Motorway service stations in England – with the exception of Gloucester Services – are uniformly dank, dismal, depressing spaces at the best of times, and during this global pandemic have become increasingly dystopian. As Ed waited in the queue, a teenage employee in an oversized high-vis jacket who in happier times I imagine would have been at Leeds Festival celebrating her GCSE results with friends, stood by the entrance and exit with a box of disposable face masks, holding the doors for travellers as they came and went. The ambient anxiety was palpable, and I watched as people compulsively sanitised their hands every few meters each time they passed one of the many hand sanitising stations that had been set up around the building. Mask wearing though, as ever, remained lax. Mouths covered, but not noses, and physical distancing had gone out of the window as people inched towards the queue for the toilets.

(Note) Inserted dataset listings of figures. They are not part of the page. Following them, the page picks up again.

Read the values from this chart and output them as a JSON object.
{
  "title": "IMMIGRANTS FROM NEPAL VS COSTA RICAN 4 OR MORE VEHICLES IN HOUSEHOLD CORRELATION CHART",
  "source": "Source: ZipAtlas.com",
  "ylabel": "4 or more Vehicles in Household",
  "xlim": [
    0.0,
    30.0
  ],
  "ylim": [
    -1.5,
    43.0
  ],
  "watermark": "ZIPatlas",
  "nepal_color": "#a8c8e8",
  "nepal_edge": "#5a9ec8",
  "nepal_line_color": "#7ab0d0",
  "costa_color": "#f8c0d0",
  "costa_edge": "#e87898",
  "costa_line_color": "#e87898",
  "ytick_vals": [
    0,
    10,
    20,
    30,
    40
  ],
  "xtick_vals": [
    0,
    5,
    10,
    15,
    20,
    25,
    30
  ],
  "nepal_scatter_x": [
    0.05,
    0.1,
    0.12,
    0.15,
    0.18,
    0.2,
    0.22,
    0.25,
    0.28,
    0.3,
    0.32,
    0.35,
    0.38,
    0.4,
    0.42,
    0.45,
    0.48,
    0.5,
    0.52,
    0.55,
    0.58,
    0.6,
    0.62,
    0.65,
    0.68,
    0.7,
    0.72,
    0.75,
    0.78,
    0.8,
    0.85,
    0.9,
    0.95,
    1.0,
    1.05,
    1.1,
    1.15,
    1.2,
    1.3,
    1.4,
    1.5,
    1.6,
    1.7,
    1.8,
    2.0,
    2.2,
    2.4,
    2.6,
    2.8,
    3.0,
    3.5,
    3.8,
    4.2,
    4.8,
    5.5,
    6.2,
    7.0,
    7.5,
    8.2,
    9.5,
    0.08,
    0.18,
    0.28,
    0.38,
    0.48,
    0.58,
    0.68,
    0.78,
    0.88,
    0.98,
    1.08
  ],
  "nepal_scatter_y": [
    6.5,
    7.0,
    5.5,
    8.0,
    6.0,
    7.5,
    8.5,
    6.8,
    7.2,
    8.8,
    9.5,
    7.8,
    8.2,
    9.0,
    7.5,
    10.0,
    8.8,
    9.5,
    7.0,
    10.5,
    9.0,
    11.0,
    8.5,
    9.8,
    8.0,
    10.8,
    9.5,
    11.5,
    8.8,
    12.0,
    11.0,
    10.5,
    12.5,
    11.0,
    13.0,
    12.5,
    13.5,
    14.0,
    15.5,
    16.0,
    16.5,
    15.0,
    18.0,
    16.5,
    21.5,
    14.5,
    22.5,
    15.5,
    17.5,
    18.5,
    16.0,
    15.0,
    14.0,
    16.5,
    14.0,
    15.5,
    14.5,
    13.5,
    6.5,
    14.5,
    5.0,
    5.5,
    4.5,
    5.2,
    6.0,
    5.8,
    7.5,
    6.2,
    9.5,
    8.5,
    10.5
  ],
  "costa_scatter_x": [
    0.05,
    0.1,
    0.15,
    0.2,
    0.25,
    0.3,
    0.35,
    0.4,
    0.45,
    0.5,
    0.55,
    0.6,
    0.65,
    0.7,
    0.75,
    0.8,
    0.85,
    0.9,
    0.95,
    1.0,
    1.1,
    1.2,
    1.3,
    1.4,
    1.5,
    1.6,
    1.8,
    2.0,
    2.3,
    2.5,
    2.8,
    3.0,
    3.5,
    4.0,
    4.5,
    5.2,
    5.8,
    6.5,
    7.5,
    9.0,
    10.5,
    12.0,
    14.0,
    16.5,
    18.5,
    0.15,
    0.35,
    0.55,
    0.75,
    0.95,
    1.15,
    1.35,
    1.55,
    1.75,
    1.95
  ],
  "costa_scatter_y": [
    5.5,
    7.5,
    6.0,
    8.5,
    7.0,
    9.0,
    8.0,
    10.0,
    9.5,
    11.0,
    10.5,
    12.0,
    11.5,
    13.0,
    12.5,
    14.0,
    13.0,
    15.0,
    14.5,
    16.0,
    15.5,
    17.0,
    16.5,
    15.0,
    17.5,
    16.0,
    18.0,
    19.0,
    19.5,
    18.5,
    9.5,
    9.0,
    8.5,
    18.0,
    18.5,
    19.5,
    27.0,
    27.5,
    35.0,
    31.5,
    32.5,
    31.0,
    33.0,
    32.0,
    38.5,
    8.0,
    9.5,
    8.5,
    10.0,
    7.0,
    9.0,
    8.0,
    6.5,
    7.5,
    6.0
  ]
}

In amongst the comings and goings, my attention was drawn by flashing lights over in the slot machines booth; a dark, roped off gambling cave present at every motorway service station, but usually devoid of activity. A man in his late forties or early fifties stood at one of the machines, left hand clutching a stack of pristine bank notes fresh from an ATM, right hand gently nudging the dial as he played round after round of Lady of Avalon. His expression concealed behind his mask, I watched for about ten minutes as he slid note after note into the machine, increasing his stakes in the game, oblivious to the world around him.

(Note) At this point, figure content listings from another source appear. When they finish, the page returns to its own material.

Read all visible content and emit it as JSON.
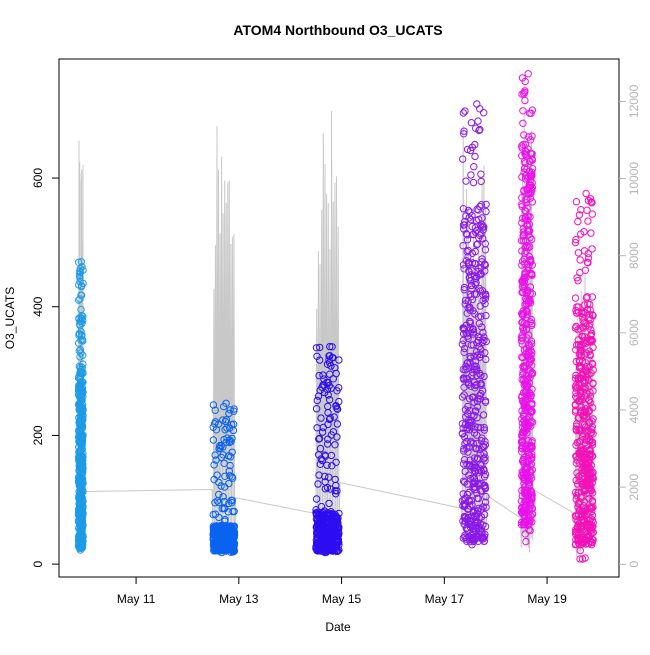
{
  "chart_data": {
    "type": "scatter",
    "title": "ATOM4 Northbound O3_UCATS",
    "xlabel": "Date",
    "ylabel": "O3_UCATS",
    "x_ticks": [
      "May 11",
      "May 13",
      "May 15",
      "May 17",
      "May 19"
    ],
    "x_tick_values": [
      11,
      13,
      15,
      17,
      19
    ],
    "xlim": [
      9.5,
      20.4
    ],
    "y_left": {
      "ticks": [
        "0",
        "200",
        "400",
        "600"
      ],
      "tick_values": [
        0,
        200,
        400,
        600
      ],
      "ylim": [
        -20,
        785
      ]
    },
    "y_right": {
      "ticks": [
        "0",
        "2000",
        "4000",
        "6000",
        "8000",
        "10000",
        "12000"
      ],
      "tick_values": [
        0,
        2000,
        4000,
        6000,
        8000,
        10000,
        12000
      ],
      "ylim": [
        -330,
        13100
      ],
      "color": "#b5b5b5"
    },
    "grid": false,
    "legend": "none",
    "series": [
      {
        "color": "#1e9be6",
        "day_range": [
          9.88,
          9.97
        ],
        "o3_range": [
          22,
          470
        ],
        "o3_core": [
          25,
          300
        ],
        "alt_peak": 11000
      },
      {
        "color": "#0b63f0",
        "day_range": [
          12.5,
          12.92
        ],
        "o3_range": [
          18,
          250
        ],
        "o3_core": [
          20,
          60
        ],
        "alt_peak": 11500
      },
      {
        "color": "#2d0ef0",
        "day_range": [
          14.5,
          14.95
        ],
        "o3_range": [
          18,
          338
        ],
        "o3_core": [
          20,
          80
        ],
        "alt_peak": 12000
      },
      {
        "color": "#8a1ae8",
        "day_range": [
          17.35,
          17.82
        ],
        "o3_range": [
          30,
          715
        ],
        "o3_core": [
          35,
          560
        ],
        "alt_peak": 11400
      },
      {
        "color": "#ea12ea",
        "day_range": [
          18.5,
          18.72
        ],
        "o3_range": [
          35,
          762
        ],
        "o3_core": [
          60,
          650
        ],
        "alt_peak": 12200
      },
      {
        "color": "#f411b8",
        "day_range": [
          19.55,
          19.9
        ],
        "o3_range": [
          8,
          576
        ],
        "o3_core": [
          30,
          400
        ],
        "alt_peak": 7900
      }
    ]
  }
}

Eventually Ed came out of the shop with a cup of coffee in hand, and we merged back into the slipstream of lorries on the northbound carriageway, passing glossy, cheerful signs promising a bright new future for post-Brexit Britain. As the windscreen wipers cleared the drizzle and wind pulled our car from side to side, I turned Jimmy Eat World’s ‘Bleed American’ up loud and we sang along to our favourite songs, stubbornly sticking to our plan for an anniversary picnic and hike in the High Peak despite Storm Ellen, no-deal Brexit, and the second spike of COVID-19 blowing in across our miserable little North Atlantic islands.